La interpretación colorida de realidades ocultas al mundo del medio; pero tangibles como aquí, donde se aloja su tronco. Este tronco, el que toco con las manos porque es donde llego, donde habito. Donde habita mi cuerpo y viven mis emociones.

Pero allí, un Universo a todo color, un espectro lumínico infinito, con los colores más intensos que he visto jamás. Un cuadro psicodélico elevado al infinito.

Formas, entidades, nubes de colores, movimiento y quietud a la vez. Intensidades para las que no tenemos palabras. Y más arriba el blanco luminoso y más arriba la ausencia de color.

La ausencia de color es todo. Es la fusión perpetua, la fusión universal de lo que existe y de lo que no existe. El todo y la nada a la vez.

Y abajo, al final de las raíces, un mundo lleno de vida, de aromas, de prados, tierra, agua. Lleno de todo lo vivo con sus almas, con su fuerza.

Con la vitalidad de toda mi esencia, recorro los mayores paisajes jamás imaginados. Las piedras hablan, la hierba viaja, los animales guían.

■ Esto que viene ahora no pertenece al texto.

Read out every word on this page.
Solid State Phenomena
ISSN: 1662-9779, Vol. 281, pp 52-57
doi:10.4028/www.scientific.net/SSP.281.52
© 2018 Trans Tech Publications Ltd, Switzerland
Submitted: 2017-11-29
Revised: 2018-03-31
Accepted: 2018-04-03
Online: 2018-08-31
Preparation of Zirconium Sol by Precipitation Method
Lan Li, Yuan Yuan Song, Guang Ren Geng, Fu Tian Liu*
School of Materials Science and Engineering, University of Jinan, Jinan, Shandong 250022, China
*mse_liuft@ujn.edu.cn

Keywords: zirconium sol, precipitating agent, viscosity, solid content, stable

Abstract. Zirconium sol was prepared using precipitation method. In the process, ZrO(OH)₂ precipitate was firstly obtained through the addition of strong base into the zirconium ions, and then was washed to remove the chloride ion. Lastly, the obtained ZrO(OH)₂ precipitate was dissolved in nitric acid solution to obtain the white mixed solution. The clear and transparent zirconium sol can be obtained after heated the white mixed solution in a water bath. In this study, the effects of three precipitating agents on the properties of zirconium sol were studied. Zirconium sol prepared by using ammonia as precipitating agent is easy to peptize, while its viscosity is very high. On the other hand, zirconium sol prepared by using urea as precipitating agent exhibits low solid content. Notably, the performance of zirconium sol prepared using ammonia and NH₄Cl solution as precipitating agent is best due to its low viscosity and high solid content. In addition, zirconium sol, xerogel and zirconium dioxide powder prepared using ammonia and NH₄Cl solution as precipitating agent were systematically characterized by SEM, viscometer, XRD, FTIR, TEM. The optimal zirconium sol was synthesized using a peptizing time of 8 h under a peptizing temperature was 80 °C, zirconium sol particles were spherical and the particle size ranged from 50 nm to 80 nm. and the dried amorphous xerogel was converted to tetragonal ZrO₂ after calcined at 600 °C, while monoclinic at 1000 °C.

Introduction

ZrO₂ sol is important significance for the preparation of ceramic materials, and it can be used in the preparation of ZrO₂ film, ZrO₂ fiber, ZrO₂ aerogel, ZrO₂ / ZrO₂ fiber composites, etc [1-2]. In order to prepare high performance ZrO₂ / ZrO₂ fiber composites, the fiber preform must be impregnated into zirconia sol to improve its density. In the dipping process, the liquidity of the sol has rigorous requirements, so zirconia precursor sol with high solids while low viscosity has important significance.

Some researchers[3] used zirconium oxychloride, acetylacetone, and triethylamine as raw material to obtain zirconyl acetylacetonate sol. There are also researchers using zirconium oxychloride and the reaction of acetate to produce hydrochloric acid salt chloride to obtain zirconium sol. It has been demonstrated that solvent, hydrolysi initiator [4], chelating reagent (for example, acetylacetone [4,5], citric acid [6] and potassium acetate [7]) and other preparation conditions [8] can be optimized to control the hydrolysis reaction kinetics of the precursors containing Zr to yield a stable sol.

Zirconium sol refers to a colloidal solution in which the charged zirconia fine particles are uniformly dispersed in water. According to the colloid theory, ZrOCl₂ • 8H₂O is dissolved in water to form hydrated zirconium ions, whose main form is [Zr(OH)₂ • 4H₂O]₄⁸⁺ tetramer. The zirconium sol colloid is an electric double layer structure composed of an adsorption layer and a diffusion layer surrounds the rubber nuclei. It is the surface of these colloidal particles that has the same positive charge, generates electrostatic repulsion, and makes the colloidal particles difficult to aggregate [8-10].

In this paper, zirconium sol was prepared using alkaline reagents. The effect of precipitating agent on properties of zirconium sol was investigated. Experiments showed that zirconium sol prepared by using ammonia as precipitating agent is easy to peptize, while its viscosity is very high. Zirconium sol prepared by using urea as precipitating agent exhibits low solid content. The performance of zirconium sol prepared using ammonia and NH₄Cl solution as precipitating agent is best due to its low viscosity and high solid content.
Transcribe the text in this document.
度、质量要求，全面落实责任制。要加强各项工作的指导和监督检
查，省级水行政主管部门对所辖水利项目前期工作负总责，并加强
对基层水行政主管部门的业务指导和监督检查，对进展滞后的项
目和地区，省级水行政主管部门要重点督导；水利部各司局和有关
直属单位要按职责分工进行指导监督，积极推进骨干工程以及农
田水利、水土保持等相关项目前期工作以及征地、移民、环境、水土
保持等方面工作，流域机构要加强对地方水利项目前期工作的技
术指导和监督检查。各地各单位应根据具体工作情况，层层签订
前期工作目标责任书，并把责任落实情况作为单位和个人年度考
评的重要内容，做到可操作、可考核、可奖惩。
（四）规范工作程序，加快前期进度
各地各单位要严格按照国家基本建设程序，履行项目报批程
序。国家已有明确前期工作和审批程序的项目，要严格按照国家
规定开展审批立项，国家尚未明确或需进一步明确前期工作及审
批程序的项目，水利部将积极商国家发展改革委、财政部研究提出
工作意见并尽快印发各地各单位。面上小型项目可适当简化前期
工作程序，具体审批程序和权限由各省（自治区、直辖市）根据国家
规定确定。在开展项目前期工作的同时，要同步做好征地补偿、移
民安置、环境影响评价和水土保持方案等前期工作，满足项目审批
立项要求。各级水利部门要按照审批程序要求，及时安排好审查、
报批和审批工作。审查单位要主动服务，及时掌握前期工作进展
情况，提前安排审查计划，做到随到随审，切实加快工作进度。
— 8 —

Y aquí, en el centro, donde estoy ahora, su regazo me acoge para que descanse. Me nutre en este mundo de aquí, el físico. Ese donde si no como me muero, si no me tapo me congelo; donde el sol calienta y quema. Ese donde me zambullo en el mar o dibujo en la arena. O donde toco el cuenco y acaricio las hojas; ese mundo en el que los sentidos tienen protagonismo.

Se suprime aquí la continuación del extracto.